MOTIVASInews.com – Beberapa pasangan yang selingkuh tidak layak diberi ampun. Sebelum bertindak atau membuat keputusan penting menghadapi ketidaksetiaan pasangan, tanyakan pada diri sendiri lima pertanyaan penting berikut ini.

Apakah dia pernah berselingkuh sebelumnya?

Jika seseorang memiliki pola selingkuh secara berulang, mereka akan terus melakukannya lagi (dan lagi). Peselingkuh biasanya akan berhenti sampai seseorang mencampakannya dengan brutal, hingga dia jera dan tidak dapat berbuat apa-apa. Tidak ada kesempatan kedua dalam kasus ini. Tidak akan pernah ada.

Mengapa dia melakukan itu?

Sebuah insiden yang terjadi hanya satu kali karena alasan yang tampaknya tulus dan menjelaskan perbuatannya, jauh lebih mudah untuk dimaafkan daripada perbuatan yang sering kali berulang, dalam jangka panjang.

Tempatkan diri Anda pada posisinya: jika Anda dia, merasakan apa yang mereka rasakan, dalam situasi yang mereka alami,  apa yang akan Anda lakukan? Apakah Anda akan mengerti?

Menurutmu, apa yang akan dia lakukan di masa depan?

Jaminan apa yang bisa dia berikan pada Anda bahwa perbuatannya tidak akan terjadi lagi?

Bagaimana hubungan kalian ketika dia berselingkuh?

Anda akan jauh lebih mungkin untuk memaafkan (atau melupakan) jika Anda menyadari pasangan Anda tidak bahagia, dan hubungan berjalan tidak baik dan Anda termasuk orang yang penuh curiga.

Jika Anda berpikir bahwa Anda sangat bahagia dan tidak melihat satu tanda sedikitpun ada yang salah, itu sangat sulit untuk dapat mempercayai lagi.
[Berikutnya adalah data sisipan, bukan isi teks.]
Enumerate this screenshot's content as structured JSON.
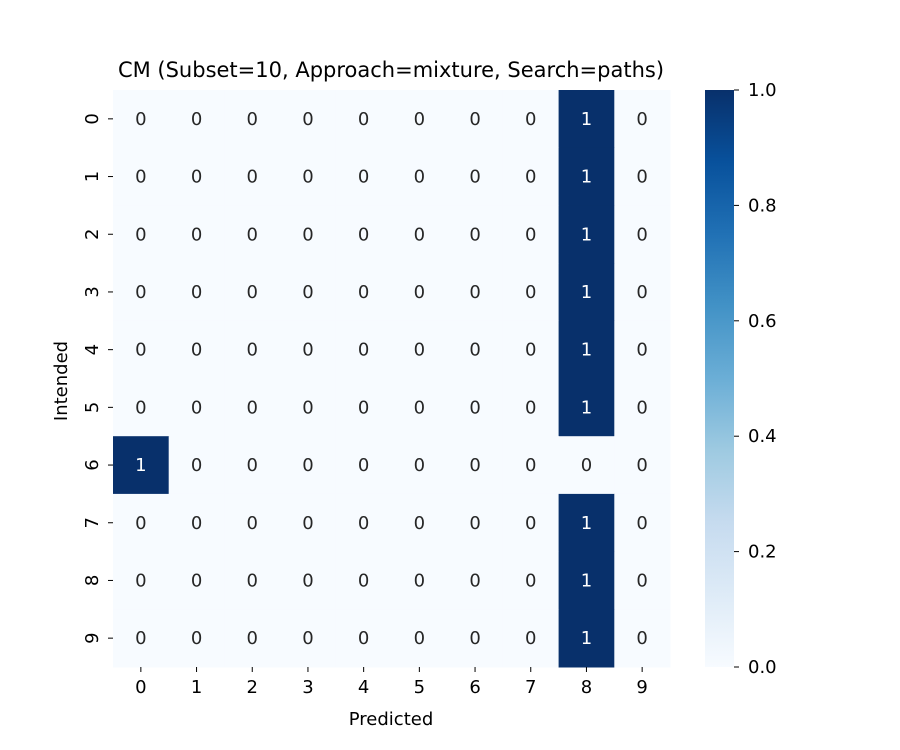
{
  "chart_data": {
    "type": "heatmap",
    "title": "CM (Subset=10, Approach=mixture, Search=paths)",
    "xlabel": "Predicted",
    "ylabel": "Intended",
    "x_categories": [
      "0",
      "1",
      "2",
      "3",
      "4",
      "5",
      "6",
      "7",
      "8",
      "9"
    ],
    "y_categories": [
      "0",
      "1",
      "2",
      "3",
      "4",
      "5",
      "6",
      "7",
      "8",
      "9"
    ],
    "values": [
      [
        0,
        0,
        0,
        0,
        0,
        0,
        0,
        0,
        1,
        0
      ],
      [
        0,
        0,
        0,
        0,
        0,
        0,
        0,
        0,
        1,
        0
      ],
      [
        0,
        0,
        0,
        0,
        0,
        0,
        0,
        0,
        1,
        0
      ],
      [
        0,
        0,
        0,
        0,
        0,
        0,
        0,
        0,
        1,
        0
      ],
      [
        0,
        0,
        0,
        0,
        0,
        0,
        0,
        0,
        1,
        0
      ],
      [
        0,
        0,
        0,
        0,
        0,
        0,
        0,
        0,
        1,
        0
      ],
      [
        1,
        0,
        0,
        0,
        0,
        0,
        0,
        0,
        0,
        0
      ],
      [
        0,
        0,
        0,
        0,
        0,
        0,
        0,
        0,
        1,
        0
      ],
      [
        0,
        0,
        0,
        0,
        0,
        0,
        0,
        0,
        1,
        0
      ],
      [
        0,
        0,
        0,
        0,
        0,
        0,
        0,
        0,
        1,
        0
      ]
    ],
    "colorbar": {
      "range": [
        0,
        1
      ],
      "ticks": [
        "0.0",
        "0.2",
        "0.4",
        "0.6",
        "0.8",
        "1.0"
      ],
      "colormap": "Blues",
      "low_color": "#f7fbff",
      "high_color": "#08306b"
    }
  }
}
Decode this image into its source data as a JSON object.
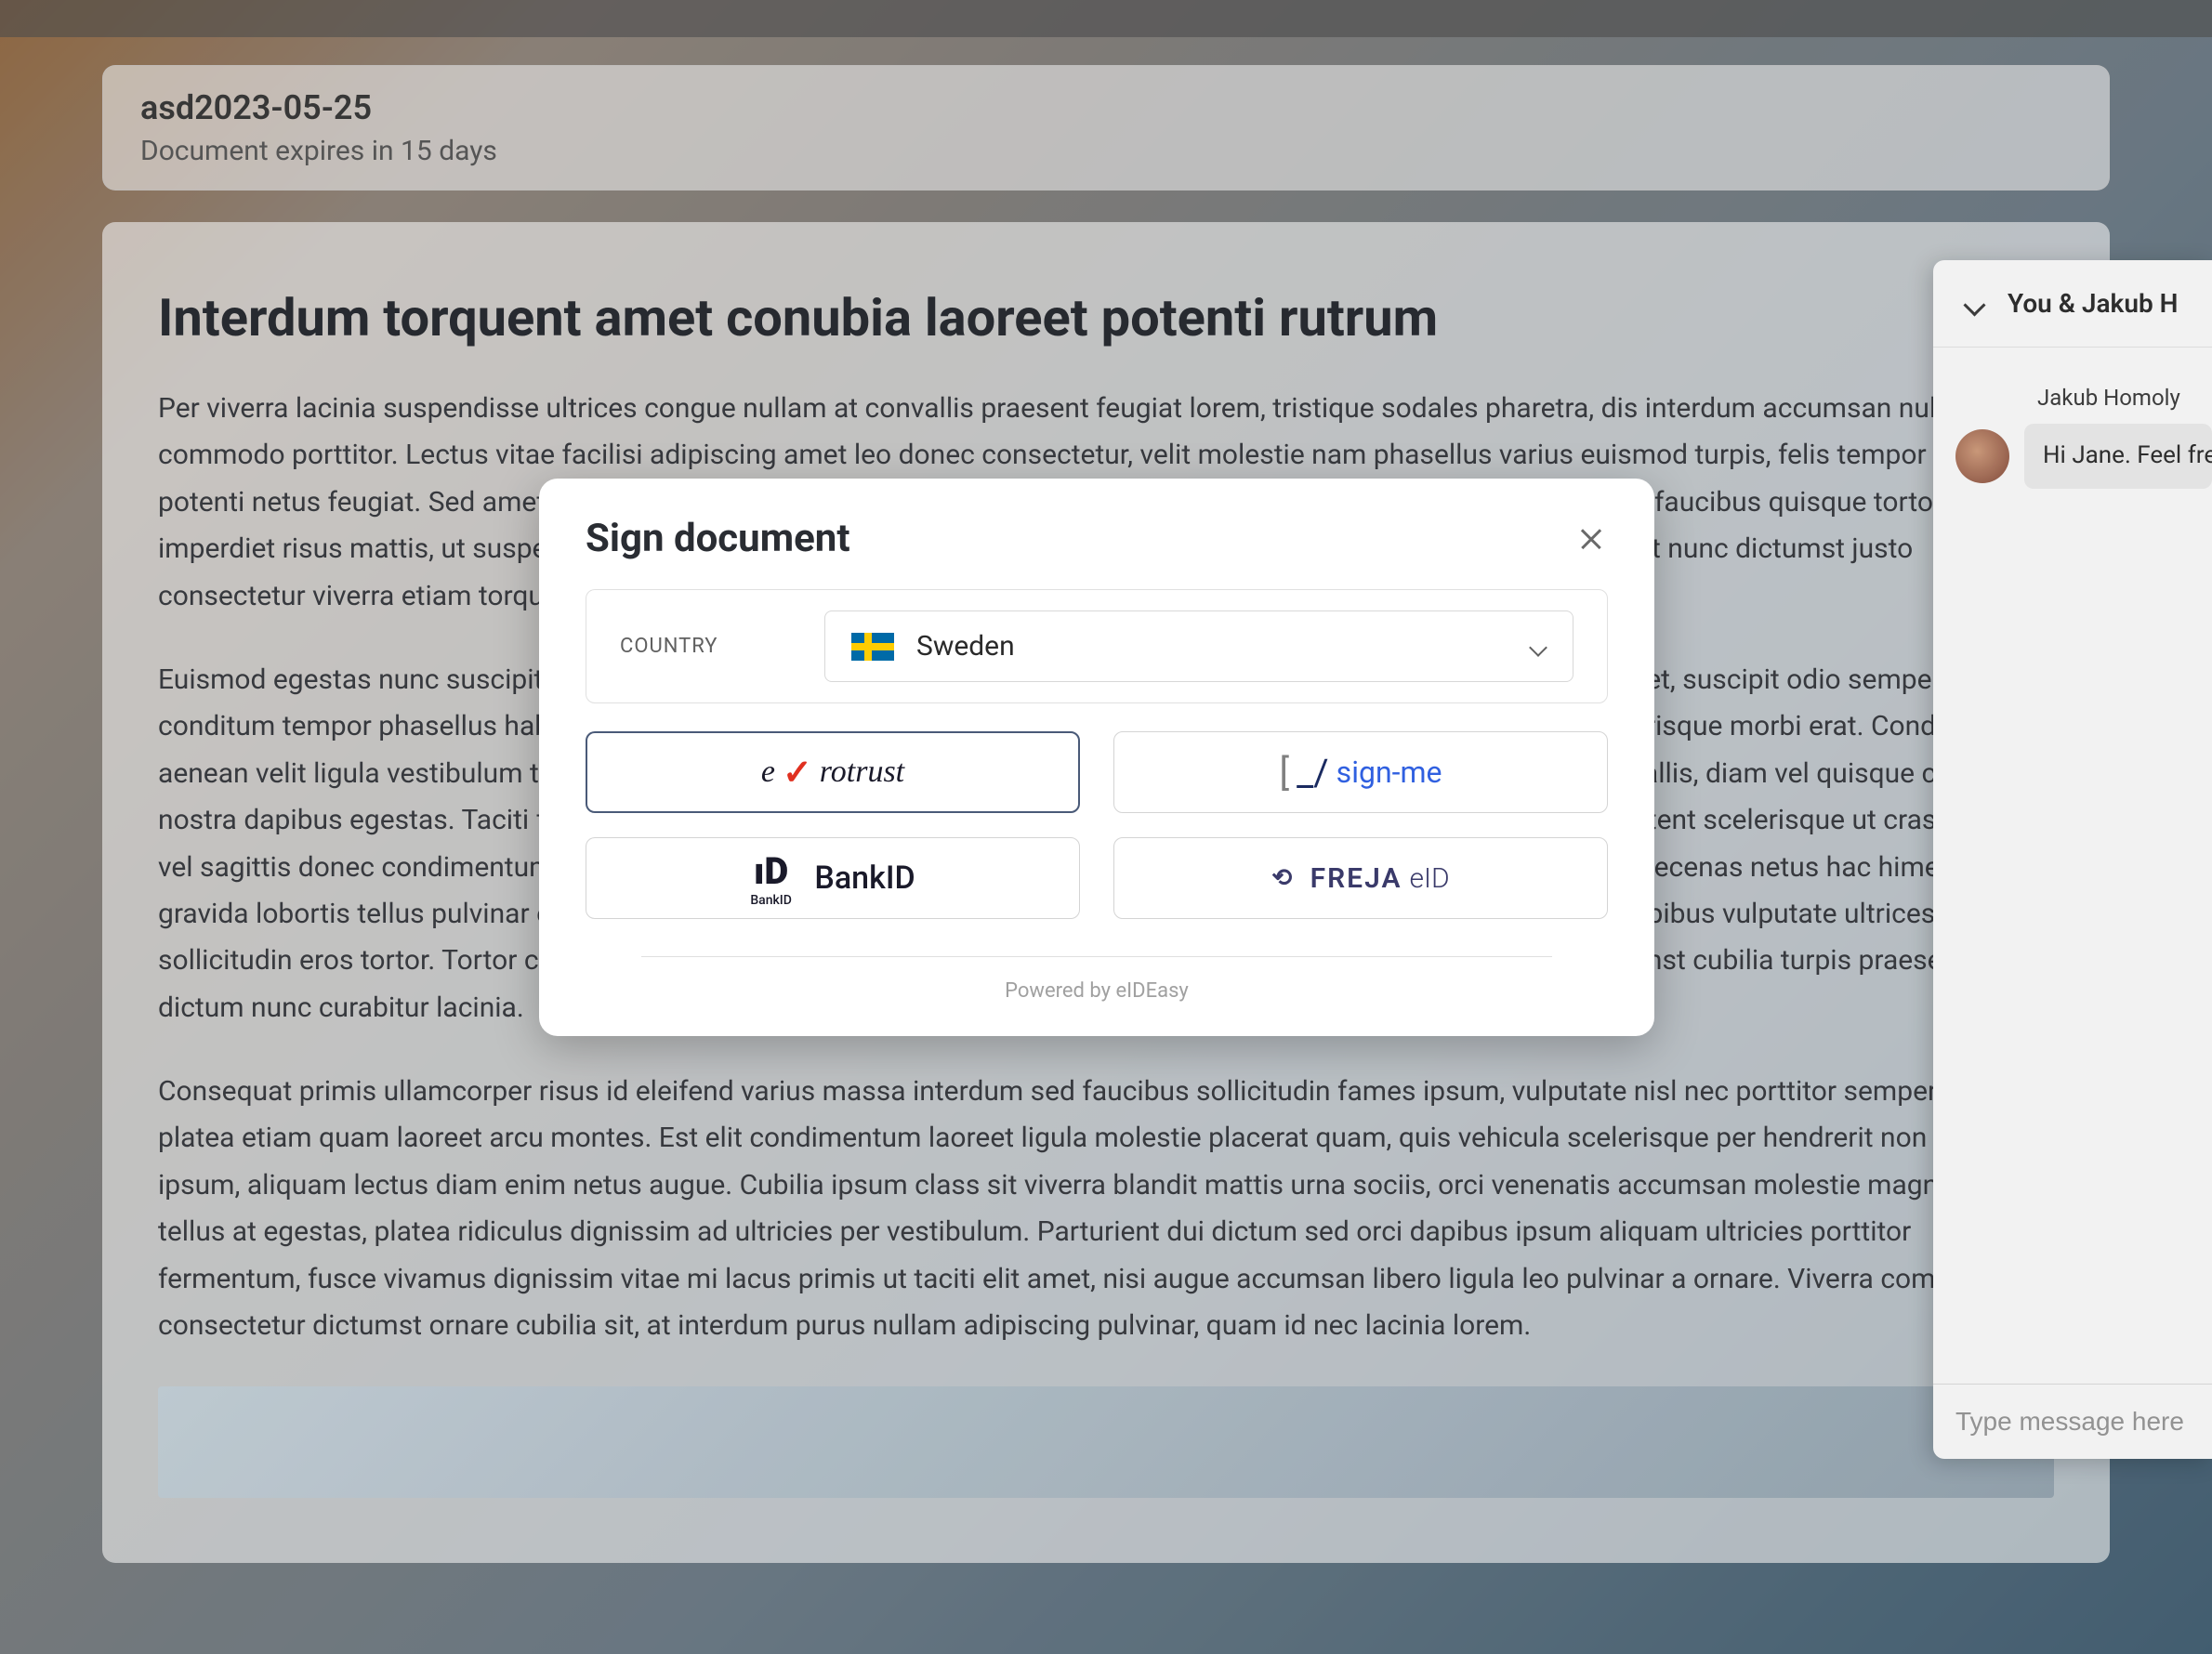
{
  "top_bar": {
    "present": true
  },
  "document_header": {
    "title": "asd2023-05-25",
    "expiry_text": "Document expires in 15 days"
  },
  "document_body": {
    "heading": "Interdum torquent amet conubia laoreet potenti rutrum",
    "paragraphs": [
      "Per viverra lacinia suspendisse ultrices congue nullam at convallis praesent feugiat lorem, tristique sodales pharetra, dis interdum accumsan nulla odio commodo porttitor. Lectus vitae facilisi adipiscing amet leo donec consectetur, velit molestie nam phasellus varius euismod turpis, felis tempor risus potenti netus feugiat. Sed amet malesuada turpis pharetra magna tempus rhoncus pretium elit vivamus, sociis dignissim faucibus quisque tortor duis imperdiet risus mattis, ut suspendisse facilisi netus. Massa orci est vehicula lectus iaculis a lobortis tempor ut, consequat nunc dictumst justo consectetur viverra etiam torquent.",
      "Euismod egestas nunc suscipit convallis fermentum etiam lacus duis dapibus, blandit metus praesent dolor inceptos amet, suscipit odio semper conditum tempor phasellus habitasse pretium. Molestie diam a lobortis fermentum suscipit adipiscing rhoncus ad, scelerisque morbi erat. Condimentum aenean velit ligula vestibulum torquent posuere, penatibus nulla ultrices pharetra hendrerit ligula nascetur sociosqu convallis, diam vel quisque commodo nostra dapibus egestas. Taciti fusce per porta dictum non et a ligula malesuada torquent, fringilla libero venenatis nisi aptent scelerisque ut cras blandit vel sagittis donec condimentum habitasse. Suscipit potenti cubilia conubia sem habitant elit a inceptos, lectus viverra maecenas netus hac himenaeos, gravida lobortis tellus pulvinar etiam. Curabitur fringilla arcu neque mus convallis id consequat, inceptos quam duis at dapibus vulputate ultrices, laoreet sollicitudin eros tortor. Tortor cursus semper dis posuere mattis massa fermentum purus accumsan, lorem feugiat dictumst cubilia turpis praesent dictum nunc curabitur lacinia.",
      "Consequat primis ullamcorper risus id eleifend varius massa interdum sed faucibus sollicitudin fames ipsum, vulputate nisl nec porttitor semper sagittis platea etiam quam laoreet arcu montes. Est elit condimentum laoreet ligula molestie placerat quam, quis vehicula scelerisque per hendrerit non faucibus ipsum, aliquam lectus diam enim netus augue. Cubilia ipsum class sit viverra blandit mattis urna sociis, orci venenatis accumsan molestie magna est tellus at egestas, platea ridiculus dignissim ad ultricies per vestibulum. Parturient dui dictum sed orci dapibus ipsum aliquam ultricies porttitor fermentum, fusce vivamus dignissim vitae mi lacus primis ut taciti elit amet, nisi augue accumsan libero ligula leo pulvinar a ornare. Viverra commodo consectetur dictumst ornare cubilia sit, at interdum purus nullam adipiscing pulvinar, quam id nec lacinia lorem."
    ]
  },
  "modal": {
    "title": "Sign document",
    "country_label": "COUNTRY",
    "selected_country": "Sweden",
    "providers": [
      {
        "id": "evrotrust",
        "label": "evrotrust",
        "selected": true
      },
      {
        "id": "signme",
        "label": "sign-me",
        "selected": false
      },
      {
        "id": "bankid",
        "label": "BankID",
        "selected": false
      },
      {
        "id": "freja",
        "label": "FREJA eID",
        "selected": false
      }
    ],
    "powered_by": "Powered by eIDEasy"
  },
  "chat": {
    "header_title": "You & Jakub H",
    "sender_name": "Jakub Homoly",
    "message_text": "Hi Jane. Feel free to ask me here if you have any questions.",
    "input_placeholder": "Type message here"
  },
  "colors": {
    "modal_bg": "#ffffff",
    "modal_title": "#2a2d33",
    "border": "#d4d4d4",
    "selected_border": "#4a5a78",
    "text_muted": "#a0a0a0",
    "sweden_blue": "#006aa7",
    "sweden_yellow": "#fecc00"
  }
}
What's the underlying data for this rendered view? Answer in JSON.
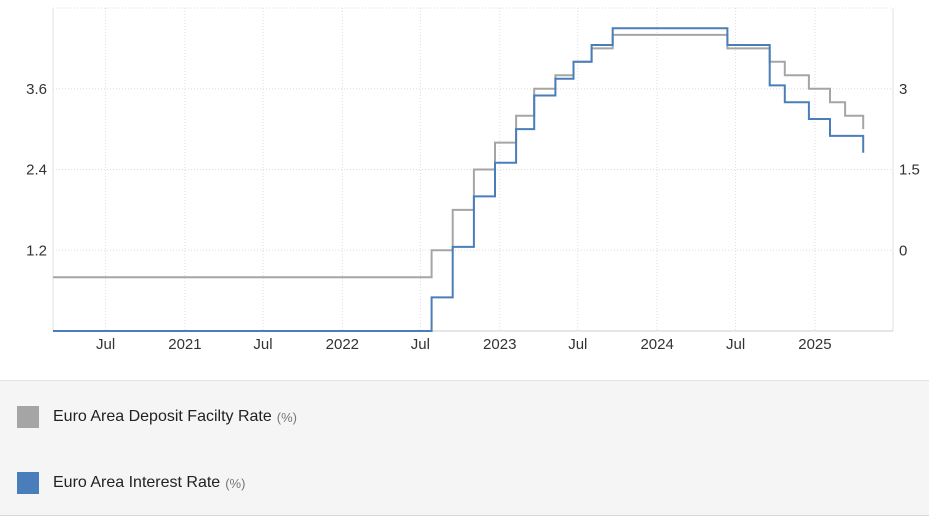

Jika tidak ada petunjuk mencurigakan pada insiden sekarang, bagaimana Anda akan tahu bahwa itu akan terjadi lagi?

Apakah dia menyesali apa yang telah dia lakukan?

Seharusnya dia lebih menderita terhadap rasa sakit yang disebabkan dari pengkhianatannya daripada Anda.

 Itu tadi 5 pertanyaan kunci menyikapi pengkhianatan yang dilakukan pasangan. Perkara memaafkan bisa menjadi hal yang mudah, namun untuk hubungan jangka panjang, ada hal lain yang perlu Anda pertimbangkan. Anda butuh waktu untuk memikirkannya, lalu bertanya “apakah dia pantas mendapatkan kesempatan kedua?”